The empirical data has spoken. Cancel the global cooling party. Global warming is still happening.
The planet is heating up, thanks to human-generated emissions of greenhouse gases. But as a new NOAA-led study, “An observationally based energy balance for the Earth since 1950” (subs. req’d, release here) concluded:
[S]ince 1950, the planet released about 20 percent of the warming influence of heat-trapping greenhouse gases to outer space as infrared energy. Volcanic emissions lingering in the stratosphere offset about 20 percent of the heating by bouncing solar radiation back to space before it reached the surface. Cooling from the lower-atmosphere aerosols produced by humans balanced 50 percent of the heating. Only the remaining 10 percent of greenhouse-gas warming actually went into heating the Earth, and almost all of it went into the ocean.
Note that this Journal of Geophysical Research-Atmospheres study was done “without using global climate models.”

Figure 1: “Total Earth Heat Content [anomaly] from 1950 (Murphy et al. 2009).

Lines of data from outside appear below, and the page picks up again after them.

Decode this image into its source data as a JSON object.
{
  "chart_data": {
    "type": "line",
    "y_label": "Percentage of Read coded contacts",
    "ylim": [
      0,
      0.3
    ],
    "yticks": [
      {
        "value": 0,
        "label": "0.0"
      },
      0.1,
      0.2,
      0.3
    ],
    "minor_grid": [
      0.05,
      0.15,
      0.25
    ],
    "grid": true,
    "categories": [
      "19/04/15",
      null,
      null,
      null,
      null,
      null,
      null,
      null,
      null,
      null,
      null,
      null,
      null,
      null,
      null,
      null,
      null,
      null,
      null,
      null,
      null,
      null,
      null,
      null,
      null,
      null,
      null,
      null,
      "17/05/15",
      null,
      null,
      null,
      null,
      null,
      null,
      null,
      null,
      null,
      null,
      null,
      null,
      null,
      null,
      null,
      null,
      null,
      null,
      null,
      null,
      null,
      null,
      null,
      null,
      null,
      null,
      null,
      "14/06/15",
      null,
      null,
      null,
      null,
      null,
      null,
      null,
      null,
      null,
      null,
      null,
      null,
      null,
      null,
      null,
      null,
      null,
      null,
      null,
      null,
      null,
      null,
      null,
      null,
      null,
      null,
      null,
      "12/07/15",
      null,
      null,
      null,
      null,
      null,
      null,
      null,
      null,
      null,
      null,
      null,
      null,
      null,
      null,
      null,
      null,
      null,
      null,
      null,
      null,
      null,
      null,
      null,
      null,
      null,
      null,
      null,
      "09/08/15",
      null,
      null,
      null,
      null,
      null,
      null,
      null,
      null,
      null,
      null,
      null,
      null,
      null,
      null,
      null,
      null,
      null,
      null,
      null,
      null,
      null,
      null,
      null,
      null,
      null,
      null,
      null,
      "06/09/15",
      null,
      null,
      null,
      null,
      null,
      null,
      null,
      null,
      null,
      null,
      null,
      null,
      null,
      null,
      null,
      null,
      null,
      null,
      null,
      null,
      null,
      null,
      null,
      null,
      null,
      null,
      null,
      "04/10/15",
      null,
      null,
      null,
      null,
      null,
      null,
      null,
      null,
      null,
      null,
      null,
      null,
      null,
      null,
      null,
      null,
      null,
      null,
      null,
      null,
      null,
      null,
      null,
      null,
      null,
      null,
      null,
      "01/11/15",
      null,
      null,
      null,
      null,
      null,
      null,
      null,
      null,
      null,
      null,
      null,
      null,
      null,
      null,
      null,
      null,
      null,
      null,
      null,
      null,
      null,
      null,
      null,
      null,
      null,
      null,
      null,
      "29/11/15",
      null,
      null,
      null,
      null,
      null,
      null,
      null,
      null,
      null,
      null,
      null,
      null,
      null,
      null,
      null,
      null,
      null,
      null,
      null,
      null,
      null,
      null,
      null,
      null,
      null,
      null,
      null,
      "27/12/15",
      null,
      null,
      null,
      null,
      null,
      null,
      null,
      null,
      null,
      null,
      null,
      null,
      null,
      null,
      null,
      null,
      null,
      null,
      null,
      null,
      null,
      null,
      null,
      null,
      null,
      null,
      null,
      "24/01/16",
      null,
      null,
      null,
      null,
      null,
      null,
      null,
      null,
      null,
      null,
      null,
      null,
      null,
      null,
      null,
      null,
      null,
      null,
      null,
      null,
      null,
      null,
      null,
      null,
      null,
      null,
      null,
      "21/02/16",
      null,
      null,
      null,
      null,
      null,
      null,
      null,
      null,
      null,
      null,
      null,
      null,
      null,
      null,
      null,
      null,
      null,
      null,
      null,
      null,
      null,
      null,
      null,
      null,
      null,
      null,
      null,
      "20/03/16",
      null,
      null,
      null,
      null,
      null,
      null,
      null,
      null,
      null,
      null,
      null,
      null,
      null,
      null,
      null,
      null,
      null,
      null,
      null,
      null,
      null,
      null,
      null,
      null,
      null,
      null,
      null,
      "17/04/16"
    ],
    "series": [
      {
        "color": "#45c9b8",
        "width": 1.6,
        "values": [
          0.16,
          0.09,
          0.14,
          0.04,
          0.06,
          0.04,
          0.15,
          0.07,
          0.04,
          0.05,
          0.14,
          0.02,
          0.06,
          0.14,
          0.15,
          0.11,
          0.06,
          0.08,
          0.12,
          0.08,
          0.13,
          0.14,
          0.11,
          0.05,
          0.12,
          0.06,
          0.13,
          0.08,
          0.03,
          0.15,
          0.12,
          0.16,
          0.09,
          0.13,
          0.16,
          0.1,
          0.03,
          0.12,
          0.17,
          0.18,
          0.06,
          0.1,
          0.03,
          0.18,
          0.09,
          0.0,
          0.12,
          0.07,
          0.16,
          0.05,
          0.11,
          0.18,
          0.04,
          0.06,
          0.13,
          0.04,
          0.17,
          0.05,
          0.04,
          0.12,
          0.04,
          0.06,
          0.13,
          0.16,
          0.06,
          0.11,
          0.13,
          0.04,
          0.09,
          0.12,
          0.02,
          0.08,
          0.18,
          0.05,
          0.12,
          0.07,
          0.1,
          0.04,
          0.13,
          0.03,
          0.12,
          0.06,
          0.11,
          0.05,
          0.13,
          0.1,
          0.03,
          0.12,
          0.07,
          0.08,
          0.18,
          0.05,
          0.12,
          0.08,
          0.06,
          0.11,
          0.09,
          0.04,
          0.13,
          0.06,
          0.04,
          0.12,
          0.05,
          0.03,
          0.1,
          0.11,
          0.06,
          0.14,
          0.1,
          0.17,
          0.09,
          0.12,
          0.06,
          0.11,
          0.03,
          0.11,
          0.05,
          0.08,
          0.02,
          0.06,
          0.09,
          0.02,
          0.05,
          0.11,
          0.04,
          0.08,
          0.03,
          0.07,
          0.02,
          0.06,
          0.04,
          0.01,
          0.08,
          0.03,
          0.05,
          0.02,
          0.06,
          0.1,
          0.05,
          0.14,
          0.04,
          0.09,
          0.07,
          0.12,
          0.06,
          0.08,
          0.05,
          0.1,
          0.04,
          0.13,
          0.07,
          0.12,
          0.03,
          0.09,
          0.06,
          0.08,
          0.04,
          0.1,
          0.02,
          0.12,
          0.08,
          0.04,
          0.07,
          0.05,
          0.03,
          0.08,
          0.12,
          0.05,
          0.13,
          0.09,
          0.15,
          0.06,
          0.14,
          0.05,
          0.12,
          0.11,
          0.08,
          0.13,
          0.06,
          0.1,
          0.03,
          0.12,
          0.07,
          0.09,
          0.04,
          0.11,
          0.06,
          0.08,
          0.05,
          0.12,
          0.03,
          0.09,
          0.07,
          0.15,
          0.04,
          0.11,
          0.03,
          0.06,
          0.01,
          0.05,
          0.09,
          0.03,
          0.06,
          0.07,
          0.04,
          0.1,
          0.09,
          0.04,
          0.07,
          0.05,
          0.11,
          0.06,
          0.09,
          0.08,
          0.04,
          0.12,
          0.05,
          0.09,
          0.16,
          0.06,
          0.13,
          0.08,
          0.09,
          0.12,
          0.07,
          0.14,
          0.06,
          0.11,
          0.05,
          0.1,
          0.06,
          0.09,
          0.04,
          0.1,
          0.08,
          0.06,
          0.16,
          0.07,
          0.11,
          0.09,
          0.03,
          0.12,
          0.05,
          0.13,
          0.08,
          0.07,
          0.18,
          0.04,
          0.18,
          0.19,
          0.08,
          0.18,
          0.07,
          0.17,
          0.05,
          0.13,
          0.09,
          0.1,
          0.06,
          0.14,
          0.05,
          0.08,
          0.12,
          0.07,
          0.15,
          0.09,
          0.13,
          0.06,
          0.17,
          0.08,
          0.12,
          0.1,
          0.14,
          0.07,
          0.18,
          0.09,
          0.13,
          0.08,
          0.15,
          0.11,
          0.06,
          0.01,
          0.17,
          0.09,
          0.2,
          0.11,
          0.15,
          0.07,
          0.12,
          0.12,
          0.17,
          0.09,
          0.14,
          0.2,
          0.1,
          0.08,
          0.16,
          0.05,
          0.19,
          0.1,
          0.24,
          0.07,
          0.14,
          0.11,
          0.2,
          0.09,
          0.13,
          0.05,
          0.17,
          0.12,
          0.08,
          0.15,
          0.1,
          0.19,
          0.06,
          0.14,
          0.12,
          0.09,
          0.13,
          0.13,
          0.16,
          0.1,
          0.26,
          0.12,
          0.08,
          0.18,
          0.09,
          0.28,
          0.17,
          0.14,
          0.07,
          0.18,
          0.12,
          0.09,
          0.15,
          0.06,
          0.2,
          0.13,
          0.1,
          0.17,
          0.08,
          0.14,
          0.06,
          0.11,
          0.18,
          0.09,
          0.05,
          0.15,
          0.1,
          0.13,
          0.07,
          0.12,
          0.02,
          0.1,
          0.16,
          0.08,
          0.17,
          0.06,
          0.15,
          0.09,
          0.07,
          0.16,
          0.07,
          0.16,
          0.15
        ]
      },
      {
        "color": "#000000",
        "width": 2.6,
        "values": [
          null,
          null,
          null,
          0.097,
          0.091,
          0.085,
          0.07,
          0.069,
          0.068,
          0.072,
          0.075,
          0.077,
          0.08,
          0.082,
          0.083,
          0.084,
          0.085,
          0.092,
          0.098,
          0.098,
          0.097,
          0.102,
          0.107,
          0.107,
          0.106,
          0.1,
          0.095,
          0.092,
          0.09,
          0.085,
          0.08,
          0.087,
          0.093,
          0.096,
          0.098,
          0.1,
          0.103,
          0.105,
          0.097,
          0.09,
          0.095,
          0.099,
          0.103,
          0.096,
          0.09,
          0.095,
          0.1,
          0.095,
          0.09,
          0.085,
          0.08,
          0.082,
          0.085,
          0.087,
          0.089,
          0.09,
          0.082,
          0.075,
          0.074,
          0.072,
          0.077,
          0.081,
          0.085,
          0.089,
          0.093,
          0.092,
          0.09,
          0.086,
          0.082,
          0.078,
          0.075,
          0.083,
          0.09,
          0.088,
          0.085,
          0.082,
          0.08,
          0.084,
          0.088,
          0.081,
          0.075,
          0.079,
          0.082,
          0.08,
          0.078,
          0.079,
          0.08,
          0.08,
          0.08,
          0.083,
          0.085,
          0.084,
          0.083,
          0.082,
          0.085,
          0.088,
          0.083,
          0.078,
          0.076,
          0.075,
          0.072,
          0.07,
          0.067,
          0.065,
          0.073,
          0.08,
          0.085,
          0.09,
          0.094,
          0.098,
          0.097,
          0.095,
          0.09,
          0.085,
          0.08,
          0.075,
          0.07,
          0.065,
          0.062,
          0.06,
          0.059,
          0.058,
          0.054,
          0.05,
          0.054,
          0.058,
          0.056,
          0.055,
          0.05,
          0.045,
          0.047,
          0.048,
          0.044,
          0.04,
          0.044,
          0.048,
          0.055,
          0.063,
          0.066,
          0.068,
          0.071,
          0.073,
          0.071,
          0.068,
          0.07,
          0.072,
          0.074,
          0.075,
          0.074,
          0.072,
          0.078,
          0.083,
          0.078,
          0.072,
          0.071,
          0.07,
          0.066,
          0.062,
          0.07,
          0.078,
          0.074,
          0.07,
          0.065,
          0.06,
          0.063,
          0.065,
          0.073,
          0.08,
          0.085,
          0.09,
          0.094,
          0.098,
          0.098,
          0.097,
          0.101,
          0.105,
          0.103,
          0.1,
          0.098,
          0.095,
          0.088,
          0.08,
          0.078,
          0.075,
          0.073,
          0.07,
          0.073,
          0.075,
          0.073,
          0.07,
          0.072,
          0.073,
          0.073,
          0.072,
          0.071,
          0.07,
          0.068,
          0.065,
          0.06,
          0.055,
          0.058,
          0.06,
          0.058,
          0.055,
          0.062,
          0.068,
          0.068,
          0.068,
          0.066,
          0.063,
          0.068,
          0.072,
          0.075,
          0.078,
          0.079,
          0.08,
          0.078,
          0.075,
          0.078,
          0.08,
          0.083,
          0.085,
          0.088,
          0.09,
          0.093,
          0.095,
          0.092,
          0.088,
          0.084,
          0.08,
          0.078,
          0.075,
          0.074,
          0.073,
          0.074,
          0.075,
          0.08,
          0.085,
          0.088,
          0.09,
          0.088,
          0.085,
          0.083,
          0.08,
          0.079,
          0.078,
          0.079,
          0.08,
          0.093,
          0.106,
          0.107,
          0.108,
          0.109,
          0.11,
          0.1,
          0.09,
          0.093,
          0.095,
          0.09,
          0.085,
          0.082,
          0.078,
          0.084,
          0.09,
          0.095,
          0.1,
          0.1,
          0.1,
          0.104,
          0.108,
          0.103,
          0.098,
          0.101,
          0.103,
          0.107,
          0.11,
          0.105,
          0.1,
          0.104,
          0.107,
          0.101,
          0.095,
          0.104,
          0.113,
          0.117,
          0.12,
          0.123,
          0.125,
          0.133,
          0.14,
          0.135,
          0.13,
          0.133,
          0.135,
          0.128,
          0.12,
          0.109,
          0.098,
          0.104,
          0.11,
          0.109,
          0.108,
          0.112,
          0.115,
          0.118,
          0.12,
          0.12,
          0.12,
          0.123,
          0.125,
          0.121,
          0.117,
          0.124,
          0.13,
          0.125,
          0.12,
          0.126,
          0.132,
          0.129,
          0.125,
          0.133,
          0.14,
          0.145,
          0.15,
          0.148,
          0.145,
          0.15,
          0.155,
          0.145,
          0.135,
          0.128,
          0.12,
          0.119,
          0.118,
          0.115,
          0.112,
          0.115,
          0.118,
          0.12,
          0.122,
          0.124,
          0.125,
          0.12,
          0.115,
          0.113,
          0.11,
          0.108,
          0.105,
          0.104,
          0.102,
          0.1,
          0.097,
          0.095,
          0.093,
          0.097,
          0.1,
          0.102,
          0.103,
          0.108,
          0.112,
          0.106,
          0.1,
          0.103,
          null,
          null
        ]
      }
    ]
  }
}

Ocean data taken from Domingues et al 2008.”
That figure comes from the first of two posts by the terrific website Skeptical Science, which I repost below. Skeptical Science is an excellent, well-organized site to send convincible people for a shredding of the standard, long-debunked denier talking points.
Now I’m sure the deniers and delayers out there are shrieking, “There are peer reviewed analyses that document that upper ocean warming has halted since 2003!” — a claim I dealt with in my July post, “Like father, like son: Roger Pielke Sr. also doesn’t understand the science of global warming “” or just chooses to willfully misrepresent it.”
Subsequently, however, another JGR article, “Global hydrographic variability patterns during 2003-2008” (subs. req’d, draft here) details an analysis of “monthly gridded global temperature and salinity fields from the near-surface layer down to 2000 m depth based on Argo measurements.” Background on Argo here. Their findings are summed up in this figure:

Figure [2]: Time series of global mean heat storage (0-2000 m), measured in 108 Jm-2.
Still warming, after all these years! And just where you’d expect it. The study makes clear that upper ocean heat content, perhaps not surprisingly, is simply far more variable than deeper ocean heat content, and thus an imperfect indicator of the long-term warming trend.
UPDATE: Yes, I am aware of the recent upper-ocean heat content data on the web. Please note that plots of very recent, highly variable upper-ocean content heat data down to 700 meters from unpeer-reviewed sources do not trump peer-reviewed analysis of much longer-term data down to 2000 m. Is it too much to ask people to actually read this entire post before posting comments?